Publié le 31 août 2021
ÉCONOMIE
La fin de l’obligation du télétravail ne signe pas un retour au "monde d’avant"
Fini le télétravail obligatoire. Le gouvernement vient de retirer l'obligation d'un "nombre de jours minimal" de travail à distance dans les entreprises. Ces dernières pourront désormais choisir, via le dialogue social, si elles conservent, ou non, ce mode de travail et dans quelle proportion. Un retour en arrière semble toutefois inenvisageable tant la crise sanitaire a bouleversé les habitudes.

Jason Strull on Unsplash
C’est la fin du "nombre de jour minimal" de télétravail imposé aux entreprises. À partir de ce mardi 31 août, les employeurs ne sont en effet plus soumis à cette règle que le gouvernement avait mis en place au début de la pandémie de Covid-19 pour casser les chaînes de contamination. "Mes équipes ont échangé la semaine dernière avec les organisations patronales et syndicales, qui souhaitent toutes qu'on redonne la main aux entreprises pour fixer les règles en matière de télétravail, qu'on n’ait plus un nombre de jours minimal : c'est ce qu'on va faire", a expliqué la ministre du Travail, Élisabeth Borne sur BFM TV le 30 août. Un nouveau protocole sera bientôt publié pour permettre "à la direction de l'entreprise, en discussion avec les représentants des salariés, de définir les règles en matière de télétravail".
Déjà le 9 juin, le gouvernement avait assoupli les règles de télétravail en entreprise. Jusqu’alors la règle était de pratiquer de manière systématique le télétravail pour toutes les activités qui le permettaient. À partir de cette date, les entreprises ont dû déterminer, à l’issue d’échanges entre la direction et les représentants des salariés, "un nombre minimum de jour de télétravail pour chaque employé", expliquait le gouvernement. Et cette plus grande flexibilité se ressent dans les chiffres.
Le début du "vrai télétravail"
Selon la Dares (Direction de l'animation de la recherche, des études et des statistiques), le télétravail devient "de moins en moins fréquent". "Au cours du mois de juillet, 23 % des salariés ont été au moins un jour en télétravail, soit deux points de moins qu’en juin et mai, et quatre points de moins qu’en avril", écrit-elle. En outre, "les salariés concernés par le télétravail ne sont plus que 14 % à avoir télétravaillé tous les jours de la semaine", "soit 3 % de l’ensemble des salariés, après 4 % en juin, 8 % en mai et 10 % en avril".
Est-ce donc la fin du travail à distance ? "Non, je pense au contraire que c’est le début du "vrai" télétravail", croit Benoit Serre, vice président de l’Association nationale des DRH interrogé par 20 minutes. "On a beaucoup dit pendant la pandémie - à juste titre - que le télétravail forcé, obligatoire, était très bien pour certains mais subi par d’autres. L’annonce de la ministre indique que les entreprises reprennent la main sur leur organisation.
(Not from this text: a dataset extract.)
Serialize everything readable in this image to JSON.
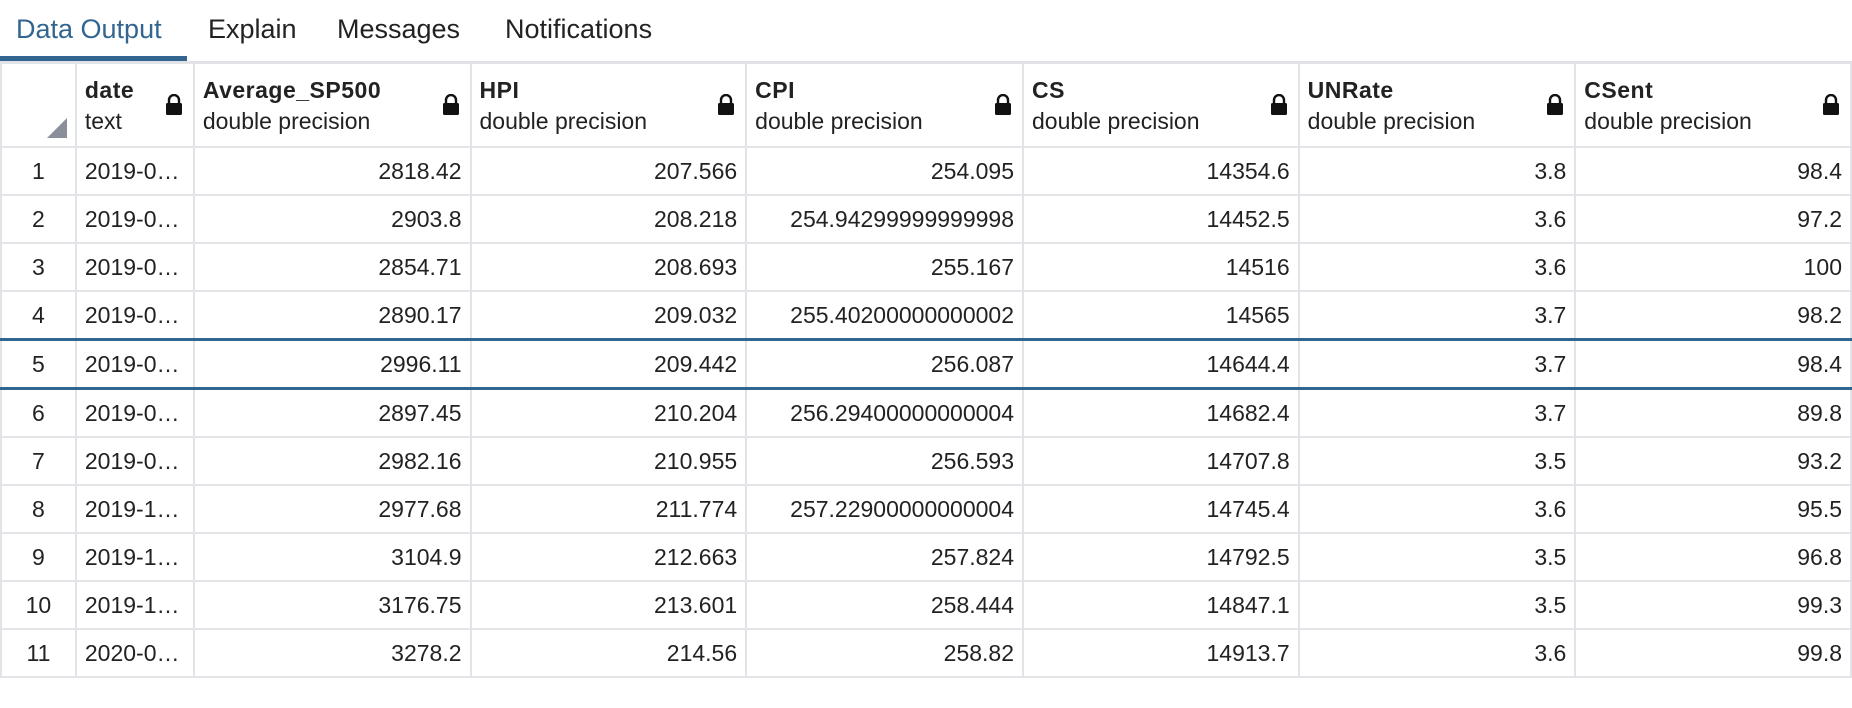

En parallèle, beaucoup d’accords d’entreprises ont été signés sur le télétravail, qui va donc s’installer durablement, de manière structurée et organisée", explique-t-il. "Dans deux, trois mois, on se rendra compte que ce système est devenu une alternative normale au travail. On le voit déjà avec certains petits signaux, comme des offres d’emploi avec du télétravail de principe, par exemple."
Une formule hybride
Le Covid-19 a en effet laissé des traces. Si ce mode de travail, poussé à l’extrême, a parfois viré à l’écœurement, la crise sanitaire a marqué un vrai tournant dans l’organisation du travail. Selon un sondage de l’Institut Montaigne, 60 % des Français souhaitent "une fois l’épidémie de Covid-19 terminée, que les entreprises mettent en place la possibilité pour les salariés de faire du télétravail sur une partie du temps de travail et être en présentiel sur l’autre partie".
L’enjeu, pour les entreprises, est désormais de trouver la bonne formule. De nombreuses sociétés se tournent désormais vers un modèle hybride qui permettra de lutter contre l’isolement que certains salariés ont pu ressentir tout en conservant les bénéfices du travail à distance comme le gain de temps lié au transport par exemple. Les cartes sont désormais entre les mains des syndicats et des entreprises qui devront négocier sur la base de l’accord interprofessionnel signé fin novembre 2020.